Hey there! 

I've just sort of been hanging out on the boards for the last few months or so, and I thought it was time to say "hi" to everyone. ^_^

I'm a 5 foot, 23 year-old female, married, was hoping to start a family soon, am attending college, and am in poor health (chronic asthma, chronic mild/moderate eczema, food/environmental allergies, and other conditions that my PCP is currently exploring). I have been sick for most of my life, but was only diagnosed with IIH in August of 2015. 

My symptoms for IIH became noticeable in June of 2015, I thought I just had a headache due to a history of migraines, and put off seeing the doctor for a month. I was initially diagnosed with a sinus infection and a tension headache, and sent home. The following week, my eyes began to cross with no explanation; I had a previously scheduled appointment with my allergist, informed her of what was going on, she addressed it as if it was caused by a sinus infection. Two weeks later, I ended up at an optometrist's office for the eye crossing and was immediately sent to another  specialist who did further imaging and sent me for an MRI and blood work because she saw papilledema with a 6th nerve palsy and was immediately concerned. I was then sent to a neurologist at the beginning of the following week, with no update as to what was happening and was informed that I potentially had IIH and would need a lumbar puncture to confirm. That Thursday, it was confirmed, I was put on 500mg of Diamox, increased to 1500mg within the next month, and sent home. After moving states with my husband, my current neurologist prescribed me Topamax because the side effects of the Diamox were too much to cope with daily. Currently, we are planning a discussion within the next week to figure out the next step before any surgeries since the Topamax does not appear to be working and I am still having blurring/swelling in my optic nerve. 

It's been nerve-wrecking reading over all the information, or the lack of information, that there is on IIH, and it's been a struggle for my husband and I now that we're dwindling out of options for treatment that don't involve surgeries. 

~Best of luck! 
Mmidl

Welcome to the group! I'm sorry to hear that medications don't seem to be working. They worked for me at first, but I ended up with a Lumbar Shunt and 15 years later had a Ventricular Shunt installed. They do have other options available now, such as optic nerve sheath fenestrations and venous sinus stenting. You can find more information regarding these procedures at http://www.ihaveiih.com/f59-iih-surgery-and-information and under the General Discussions tab.

Some members have found relief with alternative therapies such as reiki, acupuncture, etc. http://www.ihaveiih.com/f13-alternative-therapy. Others, have found some success in changing their diets http://www.ihaveiih.com/f36-diets. There is unfortunately no cure, but finding the right combination can relieve some symptoms and side effects of medications.
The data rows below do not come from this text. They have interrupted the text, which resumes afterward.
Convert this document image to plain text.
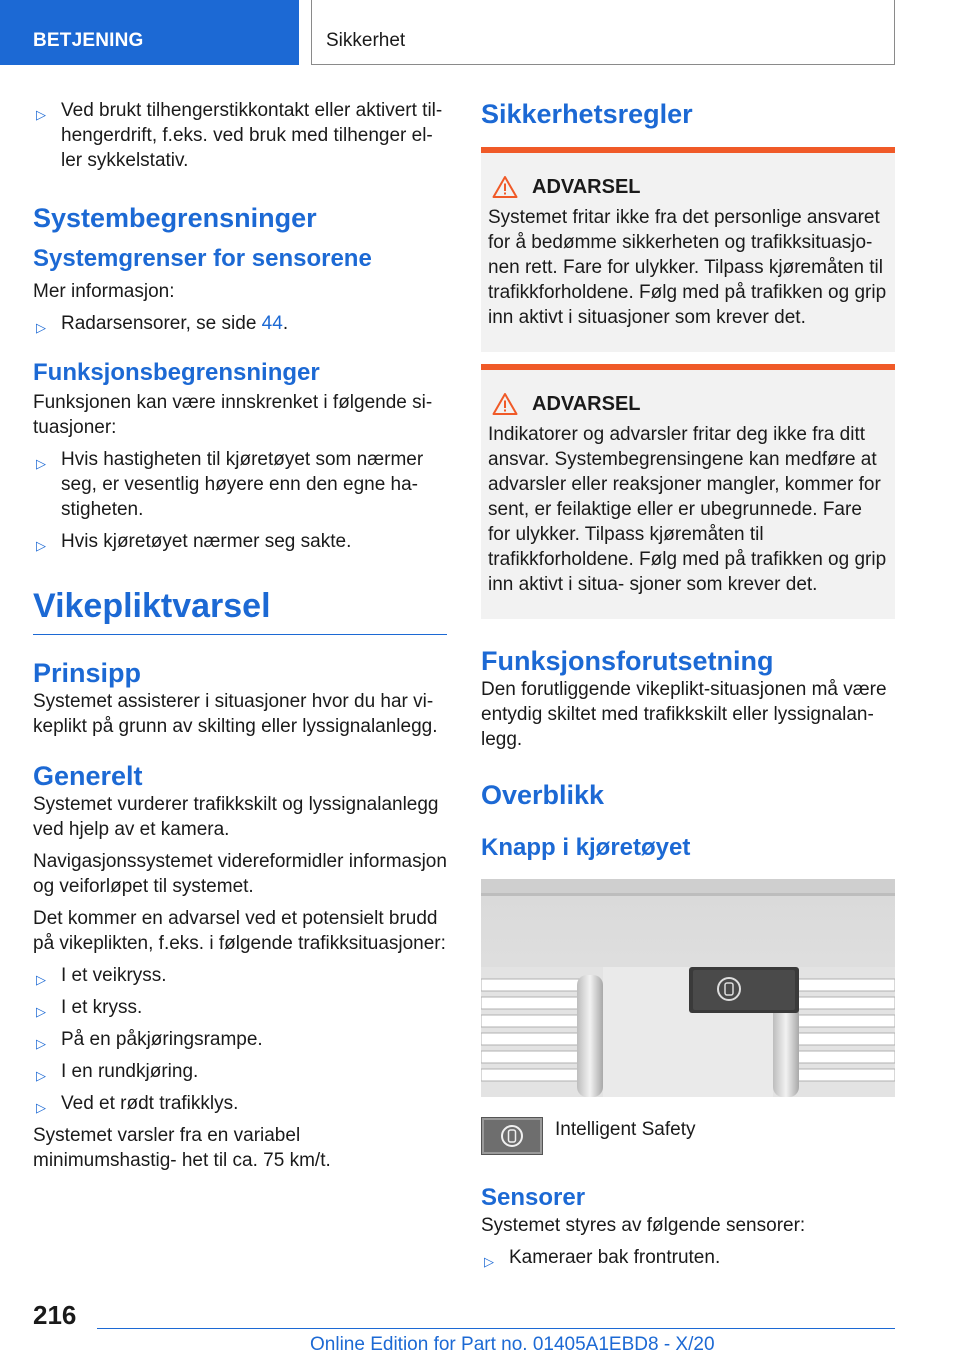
BETJENING	Sikkerhet
▷ Ved brukt tilhengerstikkontakt eller aktivert til- hengerdrift, f.eks. ved bruk med tilhenger el- ler sykkelstativ.
Systembegrensninger
Systemgrenser for sensorene

Mer informasjon:

▷ Radarsensorer, se side 44.
Funksjonsbegrensninger

Funksjonen kan være innskrenket i følgende si- tuasjoner:

▷ Hvis hastigheten til kjøretøyet som nærmer seg, er vesentlig høyere enn den egne ha- stigheten.
▷ Hvis kjøretøyet nærmer seg sakte.
Vikepliktvarsel
Prinsipp

Systemet assisterer i situasjoner hvor du har vi- keplikt på grunn av skilting eller lyssignalanlegg.

Generelt

Systemet vurderer trafikkskilt og lyssignalanlegg ved hjelp av et kamera.

Navigasjonssystemet videreformidler informasjon og veiforløpet til systemet.

Det kommer en advarsel ved et potensielt brudd på vikeplikten, f.eks. i følgende trafikksituasjoner:

▷ I et veikryss.
▷ I et kryss.
▷ På en påkjøringsrampe.
▷ I en rundkjøring.
▷ Ved et rødt trafikklys.

Systemet varsler fra en variabel minimumshastig- het til ca. 75 km/t.

Sikkerhetsregler
ADVARSEL

Systemet fritar ikke fra det personlige ansvaret for å bedømme sikkerheten og trafikksituasjo- nen rett. Fare for ulykker. Tilpass kjøremåten til trafikkforholdene. Følg med på trafikken og grip inn aktivt i situasjoner som krever det.

ADVARSEL

Indikatorer og advarsler fritar deg ikke fra ditt ansvar. Systembegrensingene kan medføre at advarsler eller reaksjoner mangler, kommer for sent, er feilaktige eller er ubegrunnede. Fare for ulykker. Tilpass kjøremåten til trafikkforholdene. Følg med på trafikken og grip inn aktivt i situa- sjoner som krever det.

Funksjonsforutsetning

Den forutliggende vikeplikt-situasjonen må være entydig skiltet med trafikkskilt eller lyssignalan- legg.

Overblikk
Knapp i kjøretøyet

Intelligent Safety

Sensorer

Systemet styres av følgende sensorer:

▷ Kameraer bak frontruten.
216
Online Edition for Part no. 01405A1EBD8 - X/20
Look through the information and let us know if you have any questions or concerns. We will do our best to answer them or at least point you in the right direction. We are also here to provide you with emotional support because we know how overwhelming and scary this process can be. Please let us know if there's anything we can do to help!

Take care,
Julie

Will keep my fingers crossed..let us know if we can help in any way!